Long-term Debt soared nearly 140 percent, from $8.2 billion in June 2009 to $19.6 billion this year. The new debt was used to finance the bottler acquisitions and other corporate activities. Short-term obligations also surged, from less than $500 million when 2010 began to $4.5 billion in June. The extent of the added Balance Sheet leverage, relative to Shareholders' Equity and Cash Flow from Operations, can be seen above. The leverage increase is significant but not especially worrisome for a company with PepsiCo's resources.
Relative to June 2009, the Inventory level decreased modestly, which we consider favorable, but the proportion of Finished Goods in the Inventory increased, which we do not. The addition of bottler Inventory to the mix might explain the latter's rise.
The small decrease in Days of Sales Outstanding hints at a possible cash efficiency improvement. The amount of Working Capital, relative to Revenue, has returned to its normal range after a small spike in the first quarter.
|Growth||12 Jun 2010||20 Mar 2010||13 Jun 2009||5-Yr Avg|
|Operating Profit Growth||3.3%||4.8%||10.1%||11.2%|
|Net Income Growth||21.5%||21.7%||-13.0%||15.1%|
|Gauge Score (0 to 25)||12||12||1||10|
Revenue, CFO, and Net Income growth rates compare the last four quarters to the four previous quarters.
The Operating Profit rate is the annualized rate of growth in Operating Profit after Taxes over the last 16 quarters.
The Growth gauge also remained steady, although there were some significant positive changes in the underlying metrics. It's certainly encouraging to see Revenue, Cash Flow from Operations, and Net Income growth rates that were tepid or negative a year ago now with double-digit positive figures. In time, it will become clearer whether the growth can be sustained when not propelled upward by acquisitions.
The amount of Revenue relative to Assets is less than last year because of the Balance Sheet expansion, but the 5.7 percent rise in the last quarter is promising.

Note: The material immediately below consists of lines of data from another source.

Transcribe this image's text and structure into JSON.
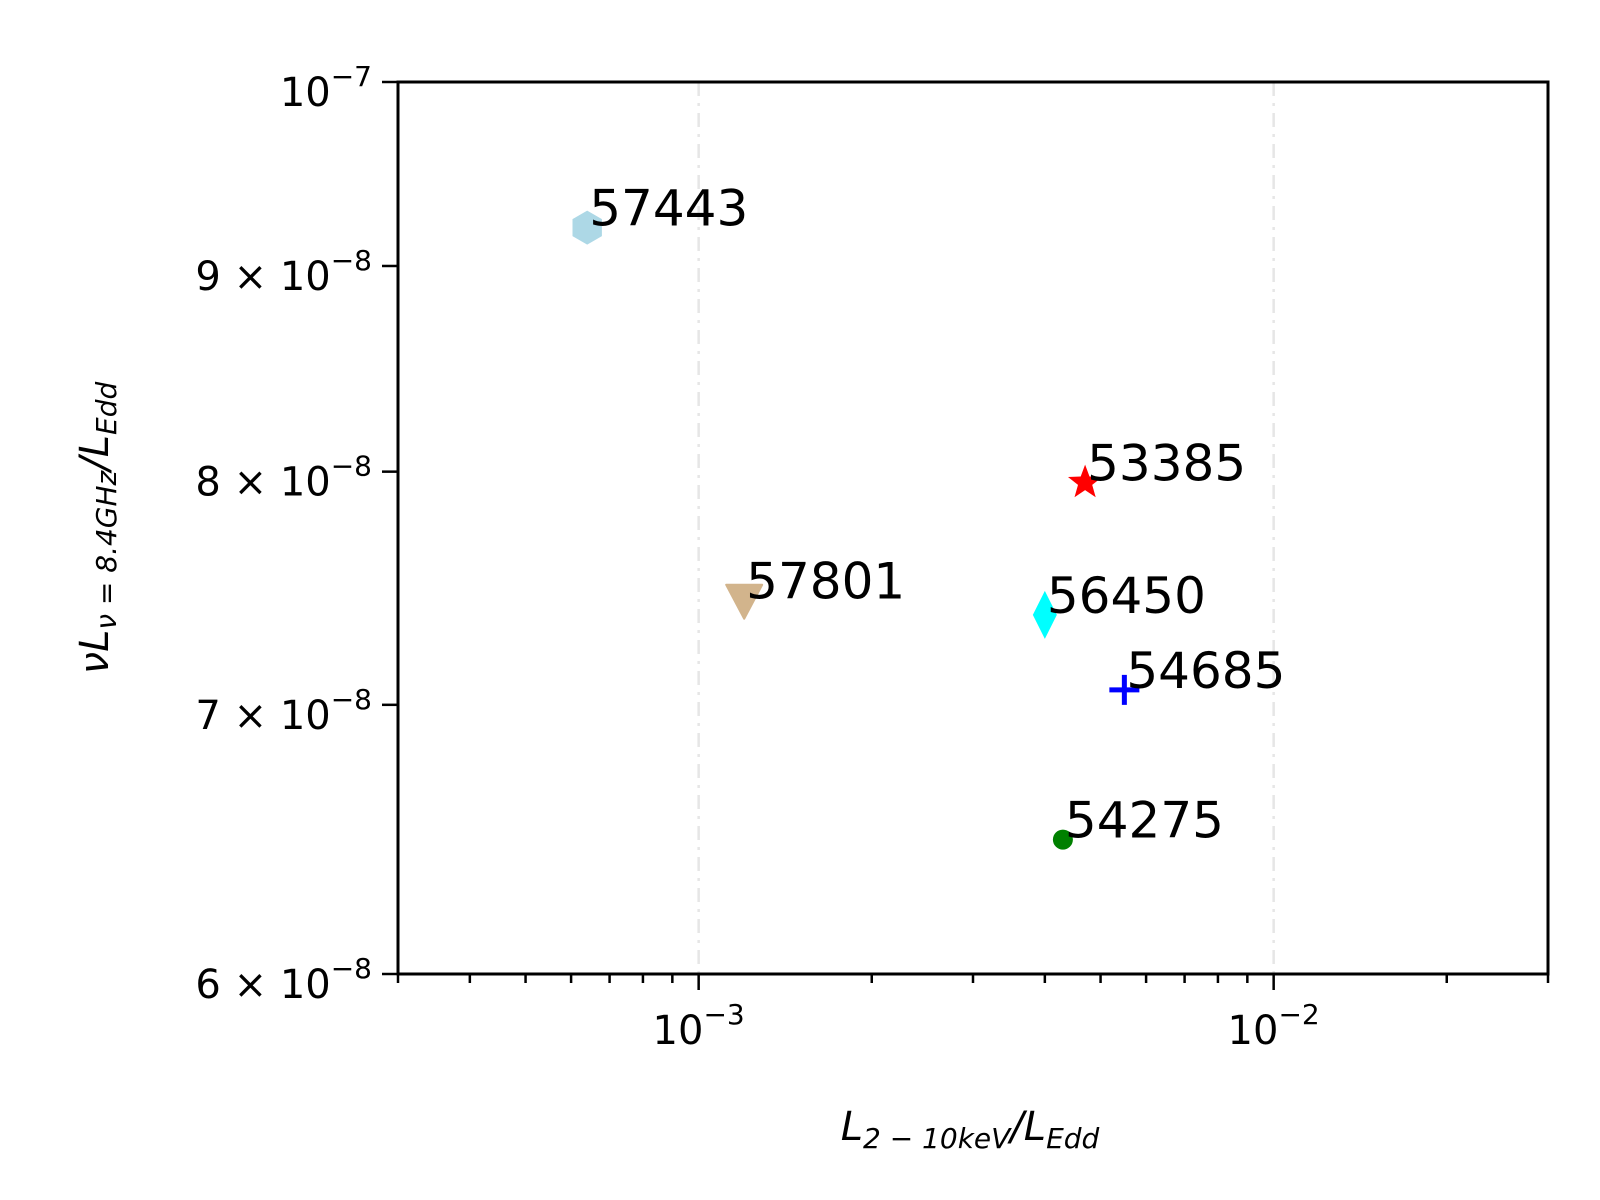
{
  "chart_data": {
    "type": "scatter",
    "xscale": "log",
    "yscale": "log",
    "xlim": [
      0.0003,
      0.03
    ],
    "ylim": [
      6e-08,
      1e-07
    ],
    "grid": "x-major dash-dot",
    "xlabel": {
      "main": "L",
      "sub": "2 − 10keV",
      "slash": "/L",
      "sub2": "Edd"
    },
    "ylabel": {
      "main": "νL",
      "sub": "ν = 8.4GHz",
      "slash": "/L",
      "sub2": "Edd"
    },
    "x_ticks": [
      {
        "value": 0.001,
        "mantissa": "",
        "base": "10",
        "exp": "−3"
      },
      {
        "value": 0.01,
        "mantissa": "",
        "base": "10",
        "exp": "−2"
      }
    ],
    "y_ticks": [
      {
        "value": 1e-07,
        "mantissa": "",
        "base": "10",
        "exp": "−7"
      },
      {
        "value": 9e-08,
        "mantissa": "9 × ",
        "base": "10",
        "exp": "−8"
      },
      {
        "value": 8e-08,
        "mantissa": "8 × ",
        "base": "10",
        "exp": "−8"
      },
      {
        "value": 7e-08,
        "mantissa": "7 × ",
        "base": "10",
        "exp": "−8"
      },
      {
        "value": 6e-08,
        "mantissa": "6 × ",
        "base": "10",
        "exp": "−8"
      }
    ],
    "points": [
      {
        "label": "57443",
        "x": 0.00064,
        "y": 9.2e-08,
        "marker": "hexagon",
        "color": "#add8e6"
      },
      {
        "label": "53385",
        "x": 0.0047,
        "y": 7.95e-08,
        "marker": "star",
        "color": "#ff0000"
      },
      {
        "label": "57801",
        "x": 0.0012,
        "y": 7.43e-08,
        "marker": "triangle-down",
        "color": "#d2b48c"
      },
      {
        "label": "56450",
        "x": 0.004,
        "y": 7.37e-08,
        "marker": "diamond",
        "color": "#00ffff"
      },
      {
        "label": "54685",
        "x": 0.0055,
        "y": 7.06e-08,
        "marker": "plus",
        "color": "#0000ff"
      },
      {
        "label": "54275",
        "x": 0.0043,
        "y": 6.48e-08,
        "marker": "circle",
        "color": "#008000"
      }
    ]
  }
}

|Profitability||12 Jun 2010||20 Mar 2010||13 Jun 2009||5-Yr Avg|
|Free Cash Flow/Invested Capital||18.1%||17.8%||19.7%||21.6%|
|Gauge Score (0 to 25)||9||9||11||13|
The Profitability gauge was adversely affected by the weaker Operating Margin (i.e., higher expenses), but this downward pressure was offset by slight improvements in returns -- both earnings and cash flow -- on Invested Capital in the last three months.

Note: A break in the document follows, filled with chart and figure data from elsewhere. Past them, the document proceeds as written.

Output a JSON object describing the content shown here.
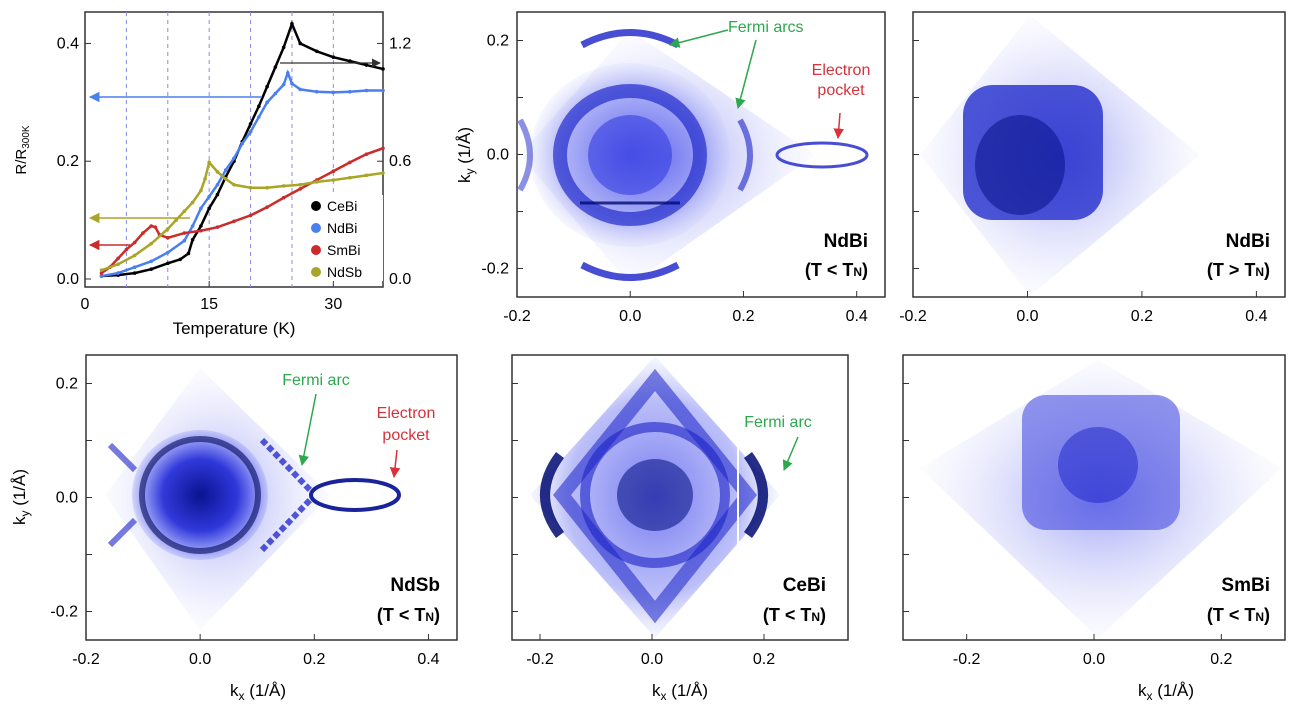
{
  "colors": {
    "CeBi": "#000000",
    "NdBi": "#4a7ff0",
    "SmBi": "#cc2b2b",
    "NdSb": "#a8a527",
    "fermi": "#2ea84e",
    "electron": "#d8323c",
    "map": "#2a2ee6",
    "grid": "#8a8ae6"
  },
  "chart_data": [
    {
      "id": "transport",
      "type": "line",
      "title": "",
      "xlabel": "Temperature (K)",
      "ylabel_main": "R/R",
      "ylabel_sub": "300K",
      "xlim": [
        0,
        36
      ],
      "ylim": [
        0,
        0.45
      ],
      "y2lim": [
        0,
        1.35
      ],
      "xticks": [
        "0",
        "15",
        "30"
      ],
      "xtick_values": [
        0,
        15,
        30
      ],
      "yticks": [
        "0.0",
        "0.2",
        "0.4"
      ],
      "ytick_values": [
        0,
        0.2,
        0.4
      ],
      "y2ticks": [
        "0.0",
        "0.6",
        "1.2"
      ],
      "y2tick_values": [
        0,
        0.6,
        1.2
      ],
      "vlines": [
        5,
        10,
        15,
        20,
        25,
        30
      ],
      "series": [
        {
          "name": "CeBi",
          "axis": "right",
          "x": [
            2,
            4,
            6,
            8,
            10,
            11.5,
            12.5,
            13,
            14,
            15,
            16,
            17,
            18,
            19,
            20,
            21,
            22,
            23,
            24,
            25,
            26,
            28,
            30,
            32,
            34,
            36
          ],
          "y": [
            0.015,
            0.02,
            0.03,
            0.05,
            0.08,
            0.1,
            0.13,
            0.2,
            0.27,
            0.36,
            0.43,
            0.52,
            0.6,
            0.7,
            0.79,
            0.88,
            0.98,
            1.08,
            1.18,
            1.3,
            1.2,
            1.16,
            1.13,
            1.11,
            1.09,
            1.07
          ]
        },
        {
          "name": "NdBi",
          "axis": "left",
          "x": [
            2,
            4,
            6,
            8,
            10,
            12,
            13,
            14,
            15,
            16,
            17,
            18,
            19,
            20,
            21,
            22,
            23,
            24,
            24.5,
            25,
            26,
            28,
            30,
            32,
            34,
            36
          ],
          "y": [
            0.005,
            0.01,
            0.02,
            0.03,
            0.045,
            0.065,
            0.09,
            0.12,
            0.14,
            0.16,
            0.185,
            0.205,
            0.23,
            0.25,
            0.275,
            0.3,
            0.315,
            0.33,
            0.35,
            0.332,
            0.322,
            0.318,
            0.317,
            0.318,
            0.32,
            0.32
          ]
        },
        {
          "name": "SmBi",
          "axis": "left",
          "x": [
            2,
            3,
            4,
            5,
            6,
            7,
            8,
            8.5,
            9,
            10,
            12,
            14,
            16,
            18,
            20,
            22,
            24,
            26,
            28,
            30,
            32,
            34,
            36
          ],
          "y": [
            0.01,
            0.02,
            0.035,
            0.05,
            0.062,
            0.078,
            0.09,
            0.088,
            0.075,
            0.07,
            0.078,
            0.082,
            0.088,
            0.098,
            0.108,
            0.122,
            0.138,
            0.153,
            0.168,
            0.183,
            0.198,
            0.212,
            0.222
          ]
        },
        {
          "name": "NdSb",
          "axis": "left",
          "x": [
            2,
            4,
            6,
            8,
            10,
            11,
            12,
            13,
            14,
            14.5,
            15,
            16,
            17,
            18,
            20,
            22,
            24,
            26,
            28,
            30,
            32,
            34,
            36
          ],
          "y": [
            0.015,
            0.025,
            0.04,
            0.06,
            0.085,
            0.1,
            0.115,
            0.13,
            0.15,
            0.17,
            0.198,
            0.182,
            0.17,
            0.16,
            0.155,
            0.155,
            0.158,
            0.16,
            0.165,
            0.168,
            0.172,
            0.176,
            0.18
          ]
        }
      ],
      "legend": [
        "CeBi",
        "NdBi",
        "SmBi",
        "NdSb"
      ],
      "legend_position": "bottom-right",
      "axis_arrows": [
        {
          "series": "CeBi",
          "points_to": "right",
          "at_y": 1.08
        },
        {
          "series": "NdBi",
          "points_to": "left",
          "at_y": 0.31
        },
        {
          "series": "NdSb",
          "points_to": "left",
          "at_y": 0.105
        },
        {
          "series": "SmBi",
          "points_to": "left",
          "at_y": 0.06
        }
      ]
    },
    {
      "id": "ndbi-low",
      "type": "heatmap",
      "material": "NdBi",
      "condition": "(T < T",
      "condition_sub": "N",
      "condition_end": ")",
      "xlim": [
        -0.2,
        0.45
      ],
      "ylim": [
        -0.25,
        0.25
      ],
      "xticks": [
        "-0.2",
        "0.0",
        "0.2",
        "0.4"
      ],
      "yticks": [
        "0.2",
        "0.0",
        "-0.2"
      ],
      "ylabel": "k",
      "ylabel_sub": "y",
      "ylabel_unit": " (1/Å)",
      "annotations": [
        {
          "text": "Fermi arcs",
          "color": "fermi"
        },
        {
          "text": "Electron",
          "text2": "pocket",
          "color": "electron"
        }
      ]
    },
    {
      "id": "ndbi-high",
      "type": "heatmap",
      "material": "NdBi",
      "condition": "(T > T",
      "condition_sub": "N",
      "condition_end": ")",
      "xlim": [
        -0.2,
        0.45
      ],
      "ylim": [
        -0.25,
        0.25
      ],
      "xticks": [
        "-0.2",
        "0.0",
        "0.2",
        "0.4"
      ]
    },
    {
      "id": "ndsb-low",
      "type": "heatmap",
      "material": "NdSb",
      "condition": "(T < T",
      "condition_sub": "N",
      "condition_end": ")",
      "xlim": [
        -0.2,
        0.45
      ],
      "ylim": [
        -0.25,
        0.25
      ],
      "xticks": [
        "-0.2",
        "0.0",
        "0.2",
        "0.4"
      ],
      "yticks": [
        "0.2",
        "0.0",
        "-0.2"
      ],
      "ylabel": "k",
      "ylabel_sub": "y",
      "ylabel_unit": " (1/Å)",
      "xlabel": "k",
      "xlabel_sub": "x",
      "xlabel_unit": " (1/Å)",
      "annotations": [
        {
          "text": "Fermi arc",
          "color": "fermi"
        },
        {
          "text": "Electron",
          "text2": "pocket",
          "color": "electron"
        }
      ]
    },
    {
      "id": "cebi-low",
      "type": "heatmap",
      "material": "CeBi",
      "condition": "(T < T",
      "condition_sub": "N",
      "condition_end": ")",
      "xlim": [
        -0.25,
        0.35
      ],
      "ylim": [
        -0.25,
        0.25
      ],
      "xticks": [
        "-0.2",
        "0.0",
        "0.2"
      ],
      "xlabel": "k",
      "xlabel_sub": "x",
      "xlabel_unit": " (1/Å)",
      "annotations": [
        {
          "text": "Fermi arc",
          "color": "fermi"
        }
      ]
    },
    {
      "id": "smbi-low",
      "type": "heatmap",
      "material": "SmBi",
      "condition": "(T < T",
      "condition_sub": "N",
      "condition_end": ")",
      "xlim": [
        -0.3,
        0.3
      ],
      "ylim": [
        -0.25,
        0.25
      ],
      "xticks": [
        "-0.2",
        "0.0",
        "0.2"
      ],
      "xlabel": "k",
      "xlabel_sub": "x",
      "xlabel_unit": " (1/Å)"
    }
  ]
}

These percent returns are, however, less than they were last year. More debt has increased the denominator, Invested Capital.
The Accrual Ratio increased in part because of the cash used in the bottler acquisitions. In other circumstances, this would trigger a warning about Earnings Quality.
|Value||12 Jun 2010||20 Mar 2010||13 Jun 2009||5-Yr Avg|
|P/E vs. S&P 500 P/E||1.1||1.0||0.7||1.1|
|Enterprise Value/Cash Flow (EV/CFO)||15.9||17.1||14.4||16.7|
|Gauge Score (0 to 25)||6||5||14||6|
|Share Price ($)||$63.56||$66.56||$53.65||-|
The Value gauge benefited, ever so slightly, from the 4.5 percent decrease in PepsiCo's price per share during the June quarter of 2010. However, the shares were still trading at a much higher price than they were in mid-2009. This kept the gauge score in check.
The share price is back over $65.
The P/E multiple has been temporarily inflated by merger and integration costs, which were $464 million in the first 24 weeks of fiscal 2010.
|Overall||12 Jun 2010||20 Mar 2010||13 Jun 2009||5-Yr Avg|
|Gauge Score (0 to 100)||34||32||47||40|
The second quarter's results did not lead to any significant gauge score changes. Value rose a point, and the others stayed the same.
The two large bottler acquisitions that closed during the first quarter have skewed some of the financial ratios and obscured changes in business fundamentals. As we mentioned three months ago, conclusions need to be deferred until the integration is more mature and the ultimate financial structure of the new, bigger PepsiCo is more apparent.
Full disclosure: Long PEP at time of writing.